We were contacted by a bug hunter once stating he has access to our database and...

HHad3 · 2024-07-14T11:31:29 1720956689

Not storing raw HTML might be a last resort to avoid these kinds of bugs in other software, but a good amount of things need to go wrong for them to happen in the first place. The issue is that your data is rendered outside of your software and known-good environment, so all bets are off.

You could as well have triggered a bug in some LaTeX engine that happened to be configured to allow arbitrary shell command execution.

Another strategy to defend against these issue you describe would be to not let developers access raw production data in the first place, but always anonymize it first, or remove internet access from machines accessing production data. (How sensitive is the data in your users table? Could a developer's test script accidentally send emails to your live users?)

orangepanda · 2024-07-14T09:56:08 1720950968

If you dont know where it will be rendered, how do you know what to sanitize for?

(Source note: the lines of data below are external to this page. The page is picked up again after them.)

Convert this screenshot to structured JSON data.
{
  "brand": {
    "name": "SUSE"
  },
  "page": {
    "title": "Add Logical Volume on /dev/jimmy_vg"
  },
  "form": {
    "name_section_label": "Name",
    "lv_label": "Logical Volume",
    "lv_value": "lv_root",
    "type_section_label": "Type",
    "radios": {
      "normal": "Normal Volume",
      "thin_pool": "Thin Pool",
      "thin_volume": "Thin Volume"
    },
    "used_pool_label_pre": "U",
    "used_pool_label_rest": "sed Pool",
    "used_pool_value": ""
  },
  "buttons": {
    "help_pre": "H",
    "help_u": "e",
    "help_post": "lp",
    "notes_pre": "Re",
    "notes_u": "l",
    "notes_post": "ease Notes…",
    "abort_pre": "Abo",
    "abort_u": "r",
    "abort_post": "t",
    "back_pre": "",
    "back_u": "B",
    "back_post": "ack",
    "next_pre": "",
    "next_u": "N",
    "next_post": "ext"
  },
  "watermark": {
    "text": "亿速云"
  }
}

KronisLV · 2024-07-14T12:15:24 1720959324

Sanitize it for all XSS. Or better yet, avoid something like HTML or anything that can contain executable instructions, when all you need instead is a regular markup language.

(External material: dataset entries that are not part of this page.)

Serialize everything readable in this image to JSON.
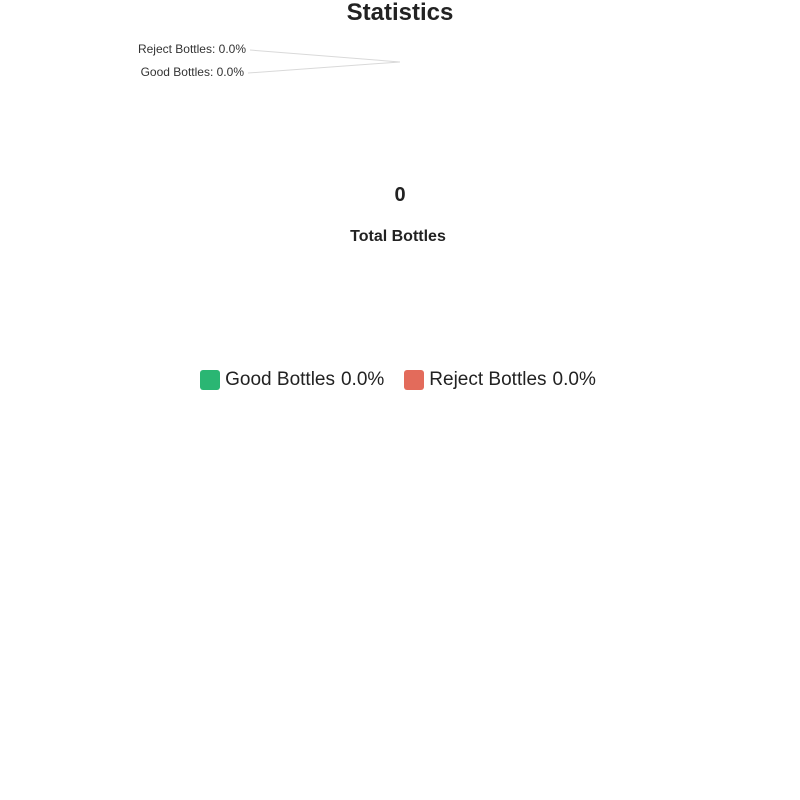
{
  "chart_data": {
    "type": "pie",
    "title": "Statistics",
    "center": {
      "value": "0",
      "label": "Total Bottles"
    },
    "series": [
      {
        "name": "Good Bottles",
        "value": 0,
        "percent_label": "0.0%",
        "callout": "Good Bottles: 0.0%",
        "color": "#2ab673"
      },
      {
        "name": "Reject Bottles",
        "value": 0,
        "percent_label": "0.0%",
        "callout": "Reject Bottles: 0.0%",
        "color": "#e36b5b"
      }
    ],
    "legend_position": "bottom",
    "callout_line_color": "#d9d9d9"
  }
}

I’ve seen HTML be used for user rich text input and it was an absolute mess, with old data that wasn’t properly sanitized, the sanitization library itself getting outdated, someone putting potentially unsafe content in from another system and so on, whereas people would sometimes bikeshead and worry about breaking old style classes or display of the data across multiple systems instead of addressing just how serious the potential risks are.

Not all of the details here might be accurate, but honestly just use Markdown or something like that for user input, disallow HTML altogether and never use the raw input.

jefftk · 2024-07-14T11:29:47 1720956587

That sounds like a pretty serious bug in the sql development software!

kazinator · 2024-07-14T12:24:58 1720959898

If you don't know where it will be rendered, you have no idea what escape syntax to use. If the field can end up in JSON, CSV, SQL, HTML, ... are you going to try escape it for all of them at once?

This idea of escaping input worse than sanitizing input (what the article says not to do).